The bigquery connector indexes BigQuery table rows as searchable records, with a schema summary per table. Use it to search large analytical tables — a knowledge base, an events table — by meaning.

How MFS sees it

bigquery://analytics/
└── events/
    └── tables/
        └── user_events/
            ├── rows.jsonl     table_rows    → one searchable chunk per row
            └── schema.json    table_schema  → searchable column summary

Rows are chunked per-row and need [[objects]].text_fields to become searchable.

Credentials

BigQuery uses Application Default Credentials (ADC) — there is no token in the TOML; the credentials must be visible to the server process. Three common paths:

  1. Service account JSON (production): create a service account with roles/bigquery.dataViewer on the target datasets, then point the server at it:

    export GOOGLE_APPLICATION_CREDENTIALS=/path/to/sa.json
    mfs-server run
    
  2. gcloud auth application-default login (dev / single-user) — writes ~/.config/gcloud/application_default_credentials.json.

  3. Workload Identity on GKE / Cloud Run — ADC is automatic.

Make sure the BigQuery API is enabled on the project.

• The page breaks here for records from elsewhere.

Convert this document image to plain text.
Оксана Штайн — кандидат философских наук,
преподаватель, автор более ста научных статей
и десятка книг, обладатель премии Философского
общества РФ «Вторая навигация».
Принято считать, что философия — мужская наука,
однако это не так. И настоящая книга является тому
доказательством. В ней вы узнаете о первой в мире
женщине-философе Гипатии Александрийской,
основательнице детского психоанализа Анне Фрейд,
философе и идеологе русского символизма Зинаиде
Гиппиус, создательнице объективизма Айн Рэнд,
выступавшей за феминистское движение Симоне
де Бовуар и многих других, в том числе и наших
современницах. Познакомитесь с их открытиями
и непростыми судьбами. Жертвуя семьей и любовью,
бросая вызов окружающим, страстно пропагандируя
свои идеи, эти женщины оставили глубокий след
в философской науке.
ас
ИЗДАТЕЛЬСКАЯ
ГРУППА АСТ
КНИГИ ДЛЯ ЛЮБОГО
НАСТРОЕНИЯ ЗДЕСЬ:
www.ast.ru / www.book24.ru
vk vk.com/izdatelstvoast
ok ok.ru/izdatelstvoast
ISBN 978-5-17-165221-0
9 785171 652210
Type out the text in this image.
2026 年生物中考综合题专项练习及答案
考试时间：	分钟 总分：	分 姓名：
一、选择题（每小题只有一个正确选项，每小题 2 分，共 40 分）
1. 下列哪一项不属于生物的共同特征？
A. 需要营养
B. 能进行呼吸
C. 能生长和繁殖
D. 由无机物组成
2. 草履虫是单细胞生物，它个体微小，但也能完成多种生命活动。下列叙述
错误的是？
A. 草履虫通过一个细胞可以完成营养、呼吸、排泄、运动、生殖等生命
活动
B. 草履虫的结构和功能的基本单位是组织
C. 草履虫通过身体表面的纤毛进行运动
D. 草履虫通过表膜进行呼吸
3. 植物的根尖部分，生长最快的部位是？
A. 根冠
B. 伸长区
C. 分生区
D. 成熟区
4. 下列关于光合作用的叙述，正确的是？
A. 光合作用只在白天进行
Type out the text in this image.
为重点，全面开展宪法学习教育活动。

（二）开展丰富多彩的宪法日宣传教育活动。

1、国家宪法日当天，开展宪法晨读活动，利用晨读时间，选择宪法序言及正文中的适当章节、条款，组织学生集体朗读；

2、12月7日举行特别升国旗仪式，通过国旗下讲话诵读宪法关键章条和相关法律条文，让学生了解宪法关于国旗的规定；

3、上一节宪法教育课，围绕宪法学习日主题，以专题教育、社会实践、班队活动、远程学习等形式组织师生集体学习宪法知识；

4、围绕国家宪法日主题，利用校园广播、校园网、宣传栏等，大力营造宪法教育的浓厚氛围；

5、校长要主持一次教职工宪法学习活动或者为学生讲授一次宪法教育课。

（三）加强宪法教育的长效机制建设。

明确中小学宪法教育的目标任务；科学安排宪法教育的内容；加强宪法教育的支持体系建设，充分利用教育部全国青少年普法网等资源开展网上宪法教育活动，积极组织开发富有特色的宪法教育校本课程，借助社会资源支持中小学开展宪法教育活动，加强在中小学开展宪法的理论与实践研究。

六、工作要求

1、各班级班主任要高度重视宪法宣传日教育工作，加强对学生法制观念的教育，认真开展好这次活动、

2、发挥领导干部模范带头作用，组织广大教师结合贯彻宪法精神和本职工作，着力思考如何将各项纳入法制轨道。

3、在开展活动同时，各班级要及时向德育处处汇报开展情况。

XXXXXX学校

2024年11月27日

Google Cloud BigQuery API page

Google Cloud service accounts page

Google Cloud create service account form

Configuration

project = "analytics-prod"
datasets = ["events", "kb"]
max_read_rows = 100000

[[objects]]
match = "/kb/tables/articles"
text_fields = ["title", "body_markdown"]
locator_fields = ["article_id"]

Sync and freshness

The connector uses the table's modified time as its cursor; deletions are caught by full_scan. It reads rows via list_rows, so max_read_rows caps large tables.

Search and browse

mfs add bigquery://analytics --config ./bigquery.toml

mfs search "refund event" bigquery://analytics/events/tables/user_events/rows.jsonl
mfs search "email column" bigquery://analytics --kind schema_summary
mfs cat bigquery://analytics/kb/tables/articles/rows.jsonl --locator '{"article_id":"a-123"}'

Pitfalls

  • ADC must be visible to the server process, not just the CLI shell.
  • BigQuery has no primary key for most tables — choose stable locator_fields explicitly.
  • Rows need text_fields to be searchable.